On October 29, 2013, the company reported third-quarter earnings of $1.97 per share, which beat the consensus of analysts’ estimates by $0.09. During the past year the company’s stock is up approximately 20.00% but the 3% dividend yield gives investors an extra-boost. Libyan oil ports are set to reopen on an agreement for greater regional oversight. The closed ports accounted for more than half of Libya’s oil exports. Occidental exports a good portion of this oil from Libya.

The 52-week range for the stock price is $ 74.82 – $99.42, and it hit a new fresh 52-week high in October.
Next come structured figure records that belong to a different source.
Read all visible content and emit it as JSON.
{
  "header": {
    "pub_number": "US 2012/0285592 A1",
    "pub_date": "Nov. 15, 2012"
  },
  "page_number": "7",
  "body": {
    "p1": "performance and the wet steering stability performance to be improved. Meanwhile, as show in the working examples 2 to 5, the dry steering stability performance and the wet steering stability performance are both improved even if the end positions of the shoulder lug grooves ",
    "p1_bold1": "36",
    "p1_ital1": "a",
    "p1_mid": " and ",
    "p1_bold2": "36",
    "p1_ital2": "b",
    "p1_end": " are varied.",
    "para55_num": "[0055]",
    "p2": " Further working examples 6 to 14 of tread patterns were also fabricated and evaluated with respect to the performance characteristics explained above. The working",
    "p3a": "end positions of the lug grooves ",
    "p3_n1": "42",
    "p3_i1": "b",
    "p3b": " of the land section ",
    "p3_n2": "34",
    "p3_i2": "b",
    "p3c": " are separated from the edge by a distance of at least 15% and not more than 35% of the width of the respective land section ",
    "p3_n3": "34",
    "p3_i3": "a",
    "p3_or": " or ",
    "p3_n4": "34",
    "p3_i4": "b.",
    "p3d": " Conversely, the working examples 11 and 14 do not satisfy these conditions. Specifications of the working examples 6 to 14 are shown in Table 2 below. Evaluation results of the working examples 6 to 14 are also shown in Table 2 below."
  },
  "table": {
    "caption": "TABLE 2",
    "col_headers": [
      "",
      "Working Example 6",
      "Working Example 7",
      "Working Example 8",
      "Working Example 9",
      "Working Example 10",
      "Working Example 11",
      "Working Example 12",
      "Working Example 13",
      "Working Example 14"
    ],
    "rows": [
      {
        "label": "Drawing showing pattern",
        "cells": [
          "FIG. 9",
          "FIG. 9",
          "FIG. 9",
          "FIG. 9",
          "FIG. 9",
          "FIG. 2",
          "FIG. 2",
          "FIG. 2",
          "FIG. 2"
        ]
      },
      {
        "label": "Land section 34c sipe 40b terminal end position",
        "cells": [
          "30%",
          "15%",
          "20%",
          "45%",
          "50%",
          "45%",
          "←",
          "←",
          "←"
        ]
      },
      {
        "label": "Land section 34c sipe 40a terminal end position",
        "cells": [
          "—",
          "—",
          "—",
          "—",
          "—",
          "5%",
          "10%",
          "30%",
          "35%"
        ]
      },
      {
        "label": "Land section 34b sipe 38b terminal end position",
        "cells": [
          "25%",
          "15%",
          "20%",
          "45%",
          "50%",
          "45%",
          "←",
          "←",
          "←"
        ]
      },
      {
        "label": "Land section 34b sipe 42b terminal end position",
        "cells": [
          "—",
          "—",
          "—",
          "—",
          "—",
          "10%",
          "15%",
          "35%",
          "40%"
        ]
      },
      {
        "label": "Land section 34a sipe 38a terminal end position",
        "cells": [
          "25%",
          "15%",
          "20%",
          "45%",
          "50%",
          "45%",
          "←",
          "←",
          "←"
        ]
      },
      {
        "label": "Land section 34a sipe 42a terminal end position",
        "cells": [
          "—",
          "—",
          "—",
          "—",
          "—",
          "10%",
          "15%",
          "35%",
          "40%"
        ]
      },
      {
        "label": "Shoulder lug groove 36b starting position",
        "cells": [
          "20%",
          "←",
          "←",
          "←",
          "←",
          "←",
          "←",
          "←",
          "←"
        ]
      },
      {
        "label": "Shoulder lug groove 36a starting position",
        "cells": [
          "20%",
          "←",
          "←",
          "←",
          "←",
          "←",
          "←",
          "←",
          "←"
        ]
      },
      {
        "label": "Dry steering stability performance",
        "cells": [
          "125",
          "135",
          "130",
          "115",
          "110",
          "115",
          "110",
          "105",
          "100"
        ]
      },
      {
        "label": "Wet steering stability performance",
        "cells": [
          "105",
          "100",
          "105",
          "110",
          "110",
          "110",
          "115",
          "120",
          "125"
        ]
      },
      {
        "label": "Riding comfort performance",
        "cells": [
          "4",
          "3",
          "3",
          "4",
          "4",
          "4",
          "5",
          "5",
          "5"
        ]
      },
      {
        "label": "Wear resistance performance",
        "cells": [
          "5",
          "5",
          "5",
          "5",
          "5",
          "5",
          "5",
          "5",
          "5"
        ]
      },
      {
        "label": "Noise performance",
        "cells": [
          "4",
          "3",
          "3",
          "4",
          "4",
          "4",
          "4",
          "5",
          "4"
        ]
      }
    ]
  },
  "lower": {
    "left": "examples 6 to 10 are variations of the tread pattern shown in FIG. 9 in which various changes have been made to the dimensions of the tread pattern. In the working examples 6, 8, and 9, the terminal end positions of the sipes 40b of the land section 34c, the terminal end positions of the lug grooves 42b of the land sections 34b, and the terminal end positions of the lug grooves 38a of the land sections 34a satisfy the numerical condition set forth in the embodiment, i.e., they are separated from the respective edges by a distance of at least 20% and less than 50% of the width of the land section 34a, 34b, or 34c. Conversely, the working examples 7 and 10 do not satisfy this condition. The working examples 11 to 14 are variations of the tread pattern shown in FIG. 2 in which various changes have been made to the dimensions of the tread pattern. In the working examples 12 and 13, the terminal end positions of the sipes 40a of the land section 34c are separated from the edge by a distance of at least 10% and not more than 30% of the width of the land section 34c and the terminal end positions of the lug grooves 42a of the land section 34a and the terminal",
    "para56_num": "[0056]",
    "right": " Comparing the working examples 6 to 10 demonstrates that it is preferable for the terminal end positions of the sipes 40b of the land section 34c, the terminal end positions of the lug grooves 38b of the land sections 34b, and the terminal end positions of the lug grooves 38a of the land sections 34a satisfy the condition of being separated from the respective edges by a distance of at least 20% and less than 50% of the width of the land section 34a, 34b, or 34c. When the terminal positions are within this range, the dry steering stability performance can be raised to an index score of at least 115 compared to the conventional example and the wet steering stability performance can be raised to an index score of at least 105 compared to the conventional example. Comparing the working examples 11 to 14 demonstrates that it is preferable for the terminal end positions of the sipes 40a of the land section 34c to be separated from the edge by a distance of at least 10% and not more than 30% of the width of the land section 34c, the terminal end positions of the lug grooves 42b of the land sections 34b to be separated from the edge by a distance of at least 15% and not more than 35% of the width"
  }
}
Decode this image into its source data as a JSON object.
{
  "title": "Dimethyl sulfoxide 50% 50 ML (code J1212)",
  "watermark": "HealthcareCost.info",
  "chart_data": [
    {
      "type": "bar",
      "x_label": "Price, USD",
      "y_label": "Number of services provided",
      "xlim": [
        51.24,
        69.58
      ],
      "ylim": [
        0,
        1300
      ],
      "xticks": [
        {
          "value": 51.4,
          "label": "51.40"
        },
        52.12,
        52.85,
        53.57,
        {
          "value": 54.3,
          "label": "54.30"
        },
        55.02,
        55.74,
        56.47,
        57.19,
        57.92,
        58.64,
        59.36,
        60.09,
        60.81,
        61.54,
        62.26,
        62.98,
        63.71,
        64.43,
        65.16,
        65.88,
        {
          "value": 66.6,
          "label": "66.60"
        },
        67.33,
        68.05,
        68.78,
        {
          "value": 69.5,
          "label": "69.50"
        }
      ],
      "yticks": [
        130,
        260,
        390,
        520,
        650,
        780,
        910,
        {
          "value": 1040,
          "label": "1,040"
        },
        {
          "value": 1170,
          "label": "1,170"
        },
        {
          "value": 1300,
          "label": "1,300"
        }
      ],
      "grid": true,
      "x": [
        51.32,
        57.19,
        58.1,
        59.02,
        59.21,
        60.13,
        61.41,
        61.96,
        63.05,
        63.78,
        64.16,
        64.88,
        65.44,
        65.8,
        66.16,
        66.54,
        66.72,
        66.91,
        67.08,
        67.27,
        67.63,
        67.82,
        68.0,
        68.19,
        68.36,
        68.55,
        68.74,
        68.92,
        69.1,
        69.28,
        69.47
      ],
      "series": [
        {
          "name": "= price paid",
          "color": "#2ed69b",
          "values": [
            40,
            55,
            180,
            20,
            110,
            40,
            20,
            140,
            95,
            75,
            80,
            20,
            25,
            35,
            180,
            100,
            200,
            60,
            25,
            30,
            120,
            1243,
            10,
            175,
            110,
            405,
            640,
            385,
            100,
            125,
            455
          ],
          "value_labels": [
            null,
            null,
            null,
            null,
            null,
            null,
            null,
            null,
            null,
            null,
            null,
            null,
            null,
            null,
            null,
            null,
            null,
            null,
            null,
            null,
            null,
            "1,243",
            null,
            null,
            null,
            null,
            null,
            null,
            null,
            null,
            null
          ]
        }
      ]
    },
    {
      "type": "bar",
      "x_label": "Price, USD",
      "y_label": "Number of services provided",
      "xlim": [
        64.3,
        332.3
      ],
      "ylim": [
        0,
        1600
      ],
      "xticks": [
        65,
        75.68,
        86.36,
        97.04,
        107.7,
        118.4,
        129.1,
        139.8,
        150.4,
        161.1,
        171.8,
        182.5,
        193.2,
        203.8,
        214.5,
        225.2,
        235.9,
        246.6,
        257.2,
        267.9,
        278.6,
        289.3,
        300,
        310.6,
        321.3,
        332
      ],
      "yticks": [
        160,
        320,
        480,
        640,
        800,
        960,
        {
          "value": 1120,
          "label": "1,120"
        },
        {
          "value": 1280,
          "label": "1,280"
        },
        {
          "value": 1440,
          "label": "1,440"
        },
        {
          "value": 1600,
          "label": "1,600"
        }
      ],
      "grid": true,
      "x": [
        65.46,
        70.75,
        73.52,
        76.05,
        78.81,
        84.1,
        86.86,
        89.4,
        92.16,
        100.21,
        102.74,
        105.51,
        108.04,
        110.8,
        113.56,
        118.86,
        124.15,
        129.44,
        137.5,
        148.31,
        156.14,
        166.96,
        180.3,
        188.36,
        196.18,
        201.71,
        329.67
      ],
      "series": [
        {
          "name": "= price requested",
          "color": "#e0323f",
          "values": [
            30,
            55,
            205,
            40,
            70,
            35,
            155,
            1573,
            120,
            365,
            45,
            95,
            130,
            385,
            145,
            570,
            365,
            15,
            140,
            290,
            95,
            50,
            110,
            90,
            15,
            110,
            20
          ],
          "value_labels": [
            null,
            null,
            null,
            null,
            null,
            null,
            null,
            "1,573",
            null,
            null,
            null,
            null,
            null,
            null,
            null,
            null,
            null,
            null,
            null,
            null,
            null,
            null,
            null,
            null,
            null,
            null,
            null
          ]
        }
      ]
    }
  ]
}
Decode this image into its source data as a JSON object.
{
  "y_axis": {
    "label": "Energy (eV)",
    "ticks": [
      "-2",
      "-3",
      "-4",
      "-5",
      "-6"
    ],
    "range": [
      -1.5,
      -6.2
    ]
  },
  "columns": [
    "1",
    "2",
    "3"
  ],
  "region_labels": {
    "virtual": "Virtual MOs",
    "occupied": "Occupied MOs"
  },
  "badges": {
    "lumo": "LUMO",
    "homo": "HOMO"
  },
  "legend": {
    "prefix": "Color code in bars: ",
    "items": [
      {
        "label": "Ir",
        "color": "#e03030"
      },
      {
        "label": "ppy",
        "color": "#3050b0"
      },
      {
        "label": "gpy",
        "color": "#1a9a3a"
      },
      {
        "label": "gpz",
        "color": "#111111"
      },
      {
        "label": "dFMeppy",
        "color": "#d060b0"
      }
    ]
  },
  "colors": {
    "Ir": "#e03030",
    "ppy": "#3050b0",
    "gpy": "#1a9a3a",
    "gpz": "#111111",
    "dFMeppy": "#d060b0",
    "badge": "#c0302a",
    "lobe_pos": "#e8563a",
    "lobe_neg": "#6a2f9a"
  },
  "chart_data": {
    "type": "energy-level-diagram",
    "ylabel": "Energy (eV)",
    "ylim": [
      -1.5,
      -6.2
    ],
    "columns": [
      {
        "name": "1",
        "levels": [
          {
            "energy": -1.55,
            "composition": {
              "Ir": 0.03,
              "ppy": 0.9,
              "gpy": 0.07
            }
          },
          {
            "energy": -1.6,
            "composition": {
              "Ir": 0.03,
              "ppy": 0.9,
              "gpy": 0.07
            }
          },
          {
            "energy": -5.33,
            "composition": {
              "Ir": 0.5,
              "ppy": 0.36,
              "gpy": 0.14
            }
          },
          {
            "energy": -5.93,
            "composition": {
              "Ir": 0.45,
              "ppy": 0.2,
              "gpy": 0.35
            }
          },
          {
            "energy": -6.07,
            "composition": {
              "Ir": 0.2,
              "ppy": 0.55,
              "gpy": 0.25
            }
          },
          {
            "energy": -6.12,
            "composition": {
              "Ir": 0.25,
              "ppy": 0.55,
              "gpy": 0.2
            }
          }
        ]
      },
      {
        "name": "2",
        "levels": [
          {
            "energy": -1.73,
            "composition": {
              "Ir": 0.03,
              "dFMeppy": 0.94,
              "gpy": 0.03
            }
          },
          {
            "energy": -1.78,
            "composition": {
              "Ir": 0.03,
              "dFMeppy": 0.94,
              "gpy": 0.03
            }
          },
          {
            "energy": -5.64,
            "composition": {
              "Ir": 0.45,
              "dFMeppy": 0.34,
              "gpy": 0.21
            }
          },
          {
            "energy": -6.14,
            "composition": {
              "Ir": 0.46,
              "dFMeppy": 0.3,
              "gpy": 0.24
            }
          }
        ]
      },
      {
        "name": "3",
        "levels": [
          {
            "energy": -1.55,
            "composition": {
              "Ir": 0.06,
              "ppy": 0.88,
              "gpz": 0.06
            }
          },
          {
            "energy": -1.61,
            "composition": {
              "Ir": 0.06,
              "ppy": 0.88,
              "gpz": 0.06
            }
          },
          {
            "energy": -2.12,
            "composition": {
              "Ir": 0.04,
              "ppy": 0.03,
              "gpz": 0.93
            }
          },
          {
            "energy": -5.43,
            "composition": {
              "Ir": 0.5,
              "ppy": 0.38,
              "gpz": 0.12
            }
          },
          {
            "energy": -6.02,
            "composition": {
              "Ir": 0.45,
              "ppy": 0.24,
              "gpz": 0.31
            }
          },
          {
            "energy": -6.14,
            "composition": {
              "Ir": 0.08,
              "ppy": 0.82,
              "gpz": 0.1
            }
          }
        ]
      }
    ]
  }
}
Earnings per share increased 16% quarter over quarter but the three year growth rate of earnings declined 4%. Sales increased 8% quarter over quarter and the 3-year growth rate of sales increased 9%.

Recent insider purchased of the company should give investors’ confidence. Carlos Gutierrez purchased 5,000 shares on December 16, 2013 for a total value of 456,000. During December a total of 7k shares were purchased by insiders.

The technical picture is shows a stock that is coming off recent highs and consolidating the robust gains seen in 2013. Support is seen near the Bollinger band low (2-standard deviations below the 20-day moving average), and the 200-day moving average near 89. Resistance is seen near the Bollinger band high at 98.60. The decline in price was accompanied by a declining accumulation distribution line which means that the selloff was unaccompanied by robust volume. The short term MACD (moving average convergence divergence index) generated a buy signal.